Disney was a giant of the film industry, Kennedy is idolised by Hollywood because of his later, affected liberalism, while Lindbergh has been the subject of revoltingly sycophantic biopics such as 1957's The Spirit Of St Louis, with James Stewart playing the odious aviator.

It's time someone made a film about anti-Semitism in America. Jews are still not welcome in some posh clubs in Florida and even, until recently, New York. But it's so much easier, isn't it, for the Hollywood bienpensants to besmirch the British instead?

Pity the Romans

According to new claims by scientists this week, global warming caused the decline and fall of the Roman Empire.

Pity the Romans didn't know that, or they wouldn't have gone to all that trouble inventing central heating.

My dark future

Recently, I went to see a West End play called Ghost Stories. Chatting to other audience members I found half believed in ghosts and a quarter had consulted mediums.

This intrigued me. For some weeks I had been receiving emails from a medium called Tara. She had explained her intrusion into my inbox somewhat startlingly: 'After a spontaneous vision I decided straight away to come to your aid.' I replied to her email and she offered to do a 'complimentary astral reading' of my future.

I was delighted by her discovery that within the next month I would become very rich.

She added, however, that 'for this good fortune to happen' she needed to perform a 'detailed astral ceremony' costing £69.

   

More from Petronella Wyatt...

 

Out of curiosity I paid it. But then my future became darker and darker.

Suddenly, Tara felt 'something harmful lurking' close to me.

In February I would suffer 'a reduction in vitality' and 'rheumatism or liver dysfunction'.

In the spring I would succumb to 'nervous fatigue' and in June I would have trouble with my 'sexual and urinary organs which would require surgery'.

I would also get very fat.
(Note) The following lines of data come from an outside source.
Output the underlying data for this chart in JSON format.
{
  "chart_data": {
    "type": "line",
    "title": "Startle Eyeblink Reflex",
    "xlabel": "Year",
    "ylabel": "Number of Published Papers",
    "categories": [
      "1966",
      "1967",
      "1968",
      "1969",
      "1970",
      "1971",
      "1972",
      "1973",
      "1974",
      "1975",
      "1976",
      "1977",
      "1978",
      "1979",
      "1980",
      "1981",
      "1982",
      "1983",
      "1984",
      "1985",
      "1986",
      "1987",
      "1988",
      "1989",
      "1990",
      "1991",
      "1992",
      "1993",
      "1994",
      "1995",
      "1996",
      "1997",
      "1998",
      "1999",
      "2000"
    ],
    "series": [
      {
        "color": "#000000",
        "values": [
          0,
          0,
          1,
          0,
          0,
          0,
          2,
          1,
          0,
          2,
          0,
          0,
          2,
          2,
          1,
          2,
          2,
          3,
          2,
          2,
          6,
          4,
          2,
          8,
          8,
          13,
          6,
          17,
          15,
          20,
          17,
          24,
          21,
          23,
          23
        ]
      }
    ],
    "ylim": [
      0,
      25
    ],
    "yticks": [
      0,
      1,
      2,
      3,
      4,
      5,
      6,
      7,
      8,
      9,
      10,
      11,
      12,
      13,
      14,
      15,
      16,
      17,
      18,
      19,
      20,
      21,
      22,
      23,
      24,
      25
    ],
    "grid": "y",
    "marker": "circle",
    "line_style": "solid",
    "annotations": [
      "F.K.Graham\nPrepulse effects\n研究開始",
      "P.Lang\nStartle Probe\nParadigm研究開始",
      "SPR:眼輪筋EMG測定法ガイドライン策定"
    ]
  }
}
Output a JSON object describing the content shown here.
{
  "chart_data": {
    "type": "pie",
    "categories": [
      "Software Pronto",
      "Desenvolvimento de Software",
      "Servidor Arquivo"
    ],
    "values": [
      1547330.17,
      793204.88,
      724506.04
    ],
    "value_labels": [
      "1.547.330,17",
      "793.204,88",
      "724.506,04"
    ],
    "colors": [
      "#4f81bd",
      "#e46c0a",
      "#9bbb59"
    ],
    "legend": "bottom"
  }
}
I could only avoid these disasters if she performed another astral ceremony costing £399.

She is still 'waiting impatiently' for my money and worrying her poor self to shreds on my behalf.

When I looked on the web, I found hundreds of 'mediums' offering similar services, and there must be many vulnerable, bereaved people who would pay their entire savings to these shameless frauds. 

Scott and Lumley, the timeless beauties

The engaging Michael Gove, in an attack on ageism in the BBC, says he would rather watch Selina Scott, 59, and Joanna Lumley, 64, than Holly Willoughby, the talking bosom, and Fearne Cotton, both 29. Spot on.

But Ms Scott and Ms Lumley are timeless beauties. What would he say if the choice was between Holly and Fearne or Edwina Currie and Julie Goodyear?